Structure in the flow Structure in the flow
Information overload, learning and personal knowledge management Information overload, learning and personal knowledge management

Posts Tagged ‘information overload’

For the curious: the incentive to mass-produce information

I always find it interesting to understand the phenomenons that affects me and discover their root causes, be that in politics or information overload (IO). About IO, one path to explore is the motivation behind the production of information.

As you may know, on the Web there are clear incentives to get good search engine ranks to drive traffic to your site, in some cases generating revenue from ads. I just recently realized some of the specifics of this sometimes involve generating massive amounts of content, details of which I found rather startling.

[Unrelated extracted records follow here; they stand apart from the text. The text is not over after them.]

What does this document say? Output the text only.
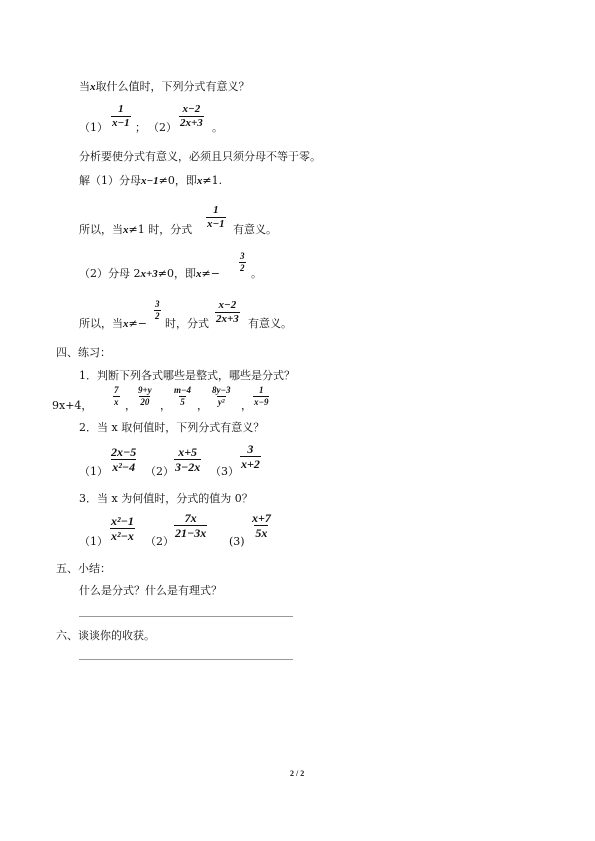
当x取什么值时，下列分式有意义？
$(1) \frac{1}{x-1}$ ； $(2) \frac{x-2}{2x+3}$ 。
分析要使分式有意义，必须且只须分母不等于零。
解（1）分母x−1≠0，即x≠1.
所以，当x≠1 时，分式 $\frac{1}{x-1}$ 有意义。
（2）分母 2x+3≠0，即x≠−
$\frac{3}{2}$
。
所以，当x≠−
$\frac{3}{2}$
时，分式 $\frac{x-2}{2x+3}$ 有意义。
四、练习：
1．判断下列各式哪些是整式，哪些是分式？
9x+4， $\frac{7}{x}$ ， $\frac{9+y}{20}$ ， $\frac{m-4}{5}$ ， $\frac{8y-3}{\text{y²}}$ ， $\frac{1}{x-9}$
2．当 x 取何值时，下列分式有意义？
$(1) \frac{2x-5}{\text{x²−4}} (2) \frac{x+5}{3-2x} (3)$
$\frac{3}{x+2}$
3．当 x 为何值时，分式的值为 0？
$(1) \frac{\text{x²−1}}{\text{x²−x}} (2)$
$\frac{7x}{21-3x}$
(3)
$\frac{x+7}{5x}$
五、小结：
什么是分式？什么是有理式？
六、谈谈你的收获。
2 / 2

Some background on “Internet marketing”

Search Engine Optimization (SEO), is the work done to make a site stand out in search engine results, for obvious marketing purposes. Some people specialize in doing this. No, bar that: there’s a whole industry centered around this.

Some SEO techniques are entirely ethical and simply make good content easier to find: they’re referred to as “white hat”. Other techniques, “black hat”, use devious ways to route people to less desirable content.

There are ways to benefit directly from search engine rankings without really creating any value in the process. One of those ways is the pathological MFA site, Made For AdSense site (AdSense/Adwords referring to Google ads).

These are those sites you end up on when you mistype a domain name and bam, get a page which is essentially a fresco of Google ads with some teeny-weeny content lost in there somewhere. If for some rather popular keyword someone may get a good spot in Google results for his MFA page, then he’s won the game and reaps some profit when wandering visitors click his ads. At least that’s one scenario.

The techniques of content generation

I knew about this, vaguely, but the other day I stumbled upon this article over at TheNextWeb concerning DataPresser. In a nutshell, this is a tool that allows you to generate content automatically, by following rules.

With DataPresser, for example, you can generate all sorts of variations on “Find cool wallpapers of _______”, where ______ is a blank filled from a database. Not only can you replace the blank, you can even change the way the sentence is worded, using synonyms or even grammatical constructions. That’s to avoid being flagged as “duplicate content” by Google, who obviously tries to eliminate such sites from its results. As you can see, it’s a game of cat and mouse.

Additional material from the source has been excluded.